Minding the Untapped Potential of the Liberian
The capacity of the Sirleaf government to manage the issues that have arisen from the return of Liberians from the Diaspora, the most prominent of which is employing those Liberians who have become citizens of their nations of refuge through naturalization or birth is also essential to this discussion. Even a cursory glance reveals that integrating Liberians returning from the Diaspora is and would continue to be a critical issue in our post-conflict nation building strategy. An untapped potential of knowledge, competence, and economic assets rest among Liberians in the Diaspora, and how the government nurtures, supports, and sustains this population would solve some of the workforce needs of the country. How to recruit, support, and retain the thousands of qualified Liberians living in foreign nations has to be a priority, but it has to be balanced with meeting the employment needs of Liberians in the homeland.
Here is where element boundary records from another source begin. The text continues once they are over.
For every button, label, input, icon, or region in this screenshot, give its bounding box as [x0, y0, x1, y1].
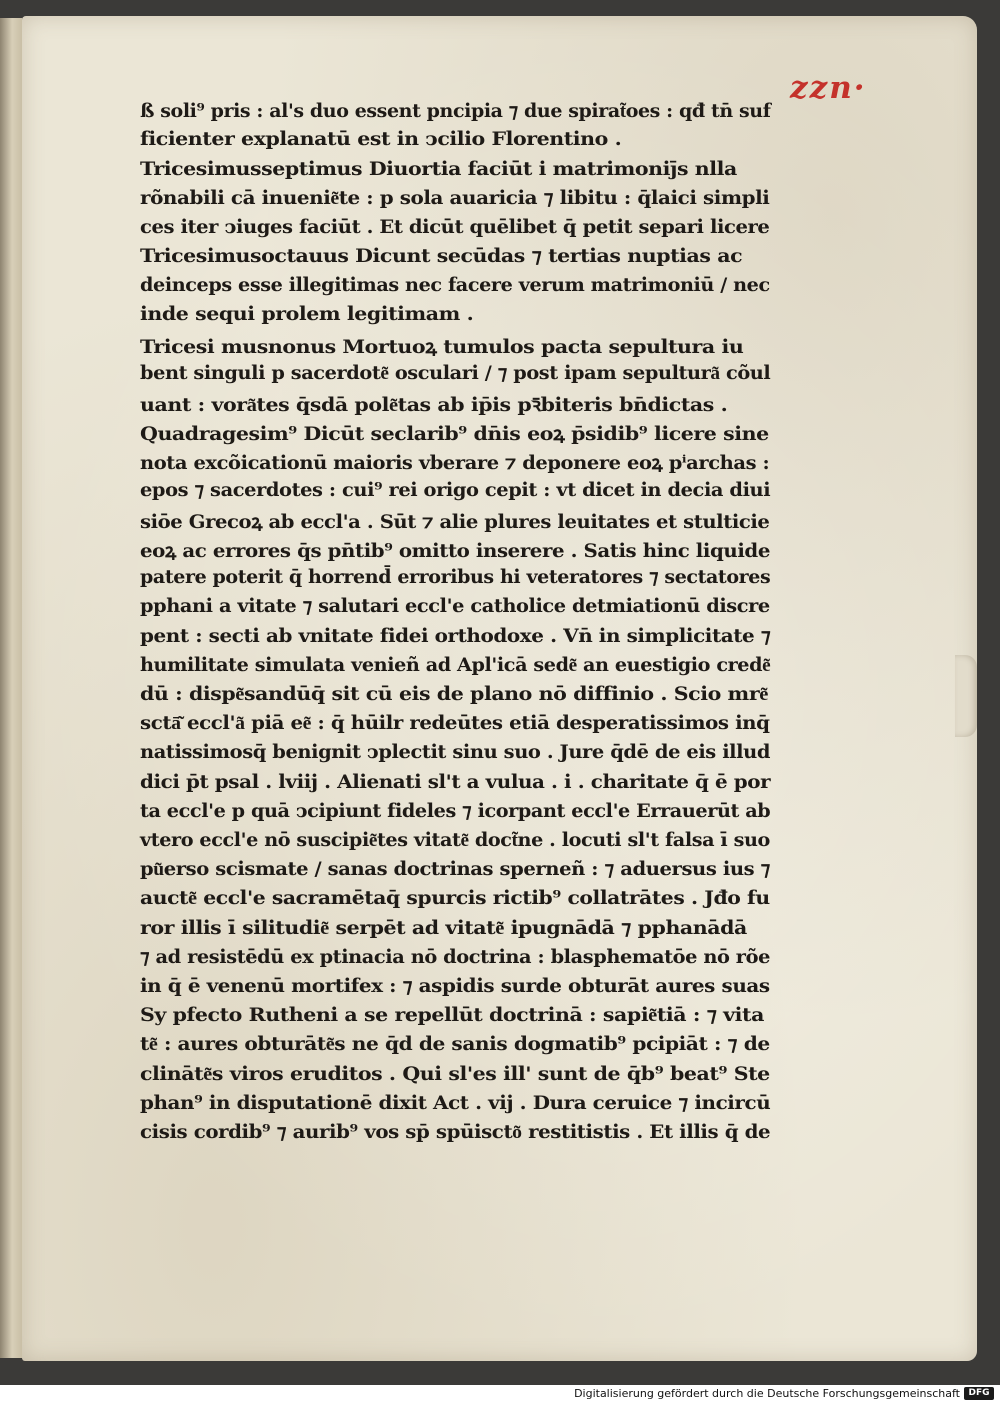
- text-line: bent singuli p sacerdote͂ osculari / ⁊ post ipam sepultura͂ cõul: [140, 362, 771, 384]
- text-line: clināte͂s viros eruditos . Qui sl'es ill' sunt de q̄b⁹ beat⁹ Ste: [140, 1063, 770, 1085]
- footer-bar: [0, 1385, 1000, 1403]
- text-line: Tricesimusseptimus Diuortia faciūt i matrimonij̄s nlla: [140, 158, 737, 180]
- text-line: Quadragesim⁹ Dicūt seclarib⁹ dn̄is eoꝝ p̄sidib⁹ licere sine: [140, 423, 769, 445]
- text-line: uant : vora͂tes q̄sdā pole͂tas ab ip̄is pꝛ̄biteris bn̄dictas .: [140, 394, 728, 416]
- text-line: epos ⁊ sacerdotes : cui⁹ rei origo cepit : vt dicet in decia diui: [140, 479, 771, 501]
- text-line: patere poterit q̄ horrend̄ erroribus hi veteratores ⁊ sectatores: [140, 566, 771, 588]
- text-line: ces iter ↄiuges faciūt . Et dicūt quēlibet q̄ petit separi licere: [140, 216, 770, 238]
- text-line: inde sequi prolem legitimam .: [140, 303, 474, 325]
- text-line: natissimosq̄ benignit ↄplectit sinu suo . Jure q̄dē de eis illud: [140, 741, 771, 763]
- text-line: sctā͂ eccl'a͂ piā ee͂ : q̄ hūilr redeūtes etiā desperatissimos inq̄: [140, 712, 770, 734]
- text-line: siōe Grecoꝝ ab eccl'a . Sūt ⁊ alie plures leuitates et stulticie: [140, 511, 770, 533]
- dfg-logo: DFG: [964, 1387, 994, 1400]
- text-line: pphani a vitate ⁊ salutari eccl'e catholice detmiationū discre: [140, 595, 770, 617]
- text-line: eoꝝ ac errores q̄s pn̄tib⁹ omitto inserere . Satis hinc liquide: [140, 540, 770, 562]
- folio-number: zzn·: [790, 70, 867, 106]
- text-line: Sy pfecto Rutheni a se repellūt doctrinā : sapie͂tiā : ⁊ vita: [140, 1004, 764, 1026]
- text-line: te͂ : aures obturāte͂s ne q̄d de sanis dogmatib⁹ pcipiāt : ⁊ de: [140, 1033, 770, 1055]
- text-line: phan⁹ in disputationē dixit Act . vij . Dura ceruice ⁊ incircū: [140, 1092, 771, 1114]
- text-line: vtero eccl'e nō suscipie͂tes vitate͂ doct͂ne . locuti sl't falsa ī suo: [140, 829, 770, 851]
- text-line: dici p̄t psal . lviij . Alienati sl't a vulua . i . charitate q̄ ē por: [140, 771, 771, 793]
- text-line: aucte͂ eccl'e sacramētaq̄ spurcis rictib⁹ collatrātes . Jđo fu: [140, 887, 770, 909]
- text-line: rõnabili cā inuenie͂te : p sola auaricia ⁊ libitu : q̄laici simpli: [140, 187, 770, 209]
- text-line: pent : secti ab vnitate fidei orthodoxe . Vn̄ in simplicitate ⁊: [140, 625, 771, 647]
- previous-leaf-edge: [0, 18, 23, 1358]
- text-line: nota excõicationū maioris vberare ⁊ deponere eoꝝ pⁱarchas :: [140, 452, 770, 474]
- text-line: ß soli⁹ pris : al's duo essent pncipia ⁊ due spirat͂oes : qđ tn̄ suf: [140, 100, 771, 122]
- text-line: cisis cordib⁹ ⁊ aurib⁹ vos sp̄ spūiscto͂ restitistis . Et illis q̄ de: [140, 1121, 771, 1143]
- page-tab: [955, 655, 977, 737]
- text-line: ficienter explanatū est in ↄcilio Florentino .: [140, 128, 622, 150]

Repairing the differences that set Liberians in the Diaspora and those in the homeland apart so as to build a trans-national identity would also set the country on a path to integration. I should add that this topic brings me to the value of pluralism in the new Liberia. Some Liberians may be dubious about the nature of living in a pluralistic society, but the strategy that government uses in building national identity would set the course for bridging the differences that exist among Liberians along: ethnic, religious, and geographic lines.
Trends in the connectedness of Liberians to their government and to one another or group affiliation in most spheres; reveal that our social and civic life is severely fragmented, and even embittered. Combined with the fact that public institutions are structurally weak, the Sirleaf government is starting from a very fragile position, and we acknowledge this fact. However, the fears expressed by the public reflect a poorly managed public relations campaign on the part of the government.
Is it not a reality that the rule of law and the establishment of private property rights have yet not been established by the current administration? The ongoing conflict in Nimba County between the Mandingoes on the one hand and the Manos and Gios on the other over property rights is a poignant example of a fragile state, which borders on relapse of the conflict. Was it not in Nimba County that Charles Taylor found his most vulnerable converts and turned them into homicidal agents? Why should there be a surprise that after Liberians have been immersed in uncertainty and generational poverty that they would not be extremely fearful of the war revisiting their doorsteps once again? The Sirleaf government can diffuse the slide into war by making the economic and integration case for appropriate workforce reduction.
I am optimistic that this paper opens up new ways of thinking about workforce governance in light of some of the mistakes described here. Governance, in this new era cannot be done in a piecemeal fashion. The new models or ways of doing governance must spring from serving the common good. And the way to do that is to strategically reposition the public sector for all Liberians to participate in the economy. Where high levels of inequality exist, the norm is for people to remain perpetually suspicious, fearful, and even vengeful.